Capacitor charging/discharging equation, maths

Hello,
Can anybody explain me the capacitor charge/discharge equation derivation in detail?
Places I check, they start at either complicated point or in other easier version, some of the steps are omitted.

Any pointers/ links will be helpful too.

Thanks.

Places I check, they start at either complicated point or in other easier version, some of the steps are omitted.

Click to expand...

Better you give the link reference and pinpoint what exactly you did not understand, instead of raising an open ended question.

Places I check, they start at either complicated point or in other easier version, some of the steps are omitted

Click to expand...

Please cite a reference so that we can start with a starting point; otherwise I will have to draw some diagrams to begin...

-Begin at the beginning and go on till you come to the end; then stop- Lewis Caroll

The mathematical constant e is in the formula. I experimented with a graphing program until I found that the equation below creates a plot which resembles the classic discharge graph. It assumes time constant=1.
V starts at 1V.
0.368 = 1/e.

V = 0.368 ^ t

After 5 seconds (5 time constants) the capacitor is nearly discharged, as according to convention.

After 5 seconds (5 time constants) the capacitor is nearly discharged, as according to convention.

Click to expand...

Another interesting concept is the half-time; this is the time needed for the voltage to drop by 50%. In the example above, you will have voltage reduce by 50% after 0.6931 secs. This number is ln(2) and also crops up when you expect it the least.

If the OP had shown few more interest in this issue since the opening of the thread, we could also explore the similarity among mathermatical models of different physical phenomens, for example understanding the discharge of the capacitor as the discharge of a fluid, which flows with more intensity as more charged is the deposit of liquid. The fact is that certain concepts have to be acquired intuitively before one proceed to learn something few palpable to human senses, such as the electric current.

Can anybody explain me the capacitor charge/discharge equation derivation in detail...

Click to expand...

I do not know how much detail you want, but I can try.

I am not drawing a diagram and you need to have a diagram to get most out of this description...

1. Consider a power supply (battery) of const voltage V and zero internal resistance; it can supply infinite current.

2. We have resistor of resistance R connected in series with a capacitor of capacitance C. The positive end of the battery is connected to the resistor via a switch and the free end of the capacitor is connected to the negative end of the battery.

3. Set up initial conditions: at time t=0, the capacitor has no potential across it and the switch is closed.

4. Now consider the case at time t; the current is i(t) and the voltage is v(t).
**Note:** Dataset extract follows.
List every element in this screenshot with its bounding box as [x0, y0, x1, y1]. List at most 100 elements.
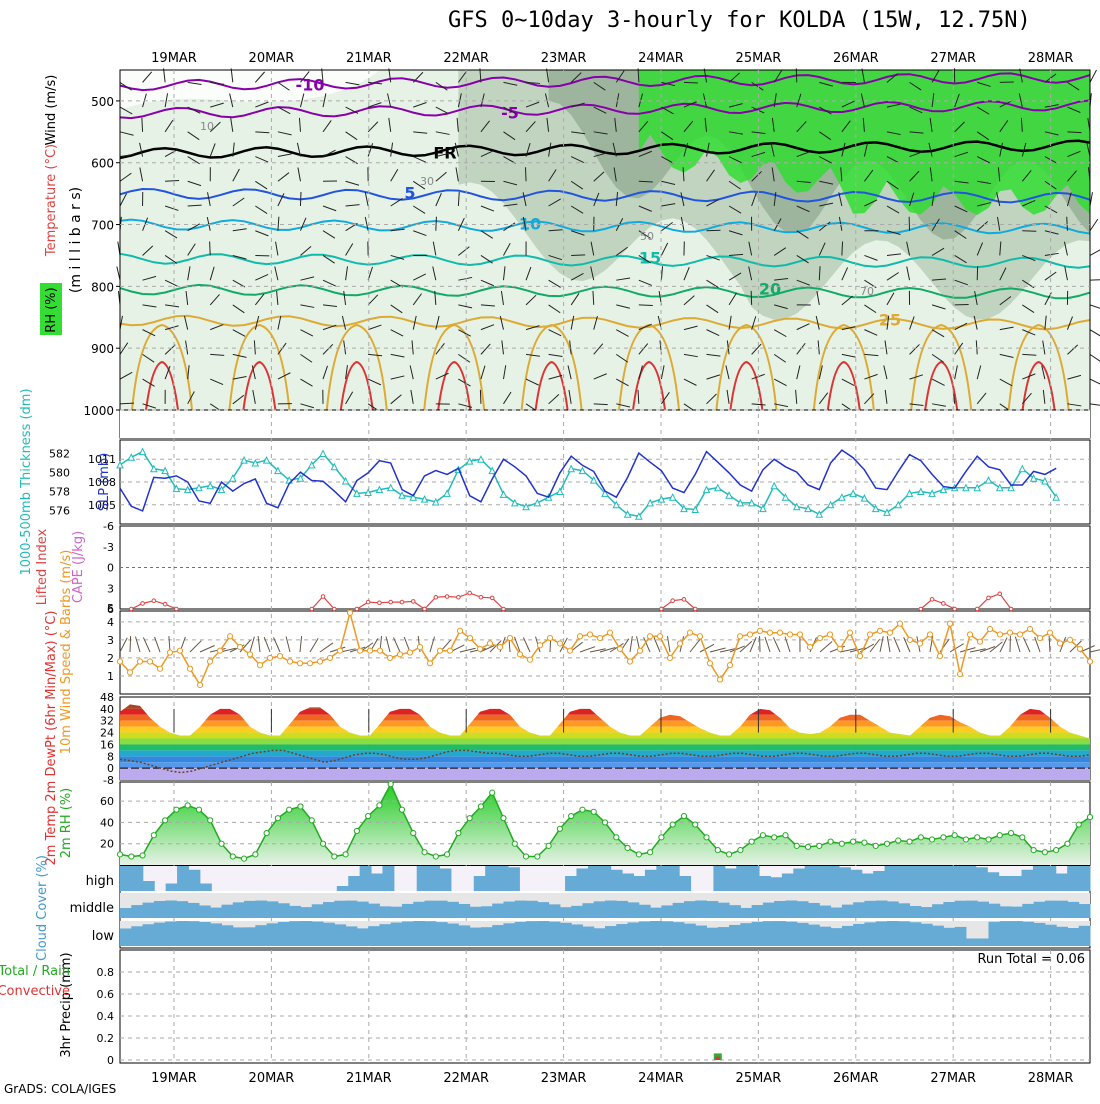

The total voltage across the circuit is V=i(t).R + v(t); v(t) is the voltage across the capacitor.

5. Capacitor formula is C=dQ/dV; or CdV=dQ; also dQ=i(t)dt; therefore CdV=i(t)dt; The voltage across the capacitor will be then integral (1/C)(i(t)dt) with limit from 0 to t. Put this in the previous equation.

6. Hence is final equation is V= V(t) + (1/RC)(dV(t)/dt)

7. This equation is a simple differential equation and can be solved easily.

Hello,
Thanks you all for your responses.
here is more on my question.

I am going through this(attachment)

I dont get how it goes to vN(t) = K e -t/RC step.

Thank you

If you are clear about the previous step, then it is simple. Rearrange the equation to get:

RC dV/dt=-V; more rearragement and you get : (dV/dt)/V=-(1/RC); or dV/V=-(1/RC)dt; then integrate to obtain: ln(V)=-t/(RC); or V=V(0) exp(-t/RC)

Thank you very much. It is clear now. I made mistakes while doing this on my own.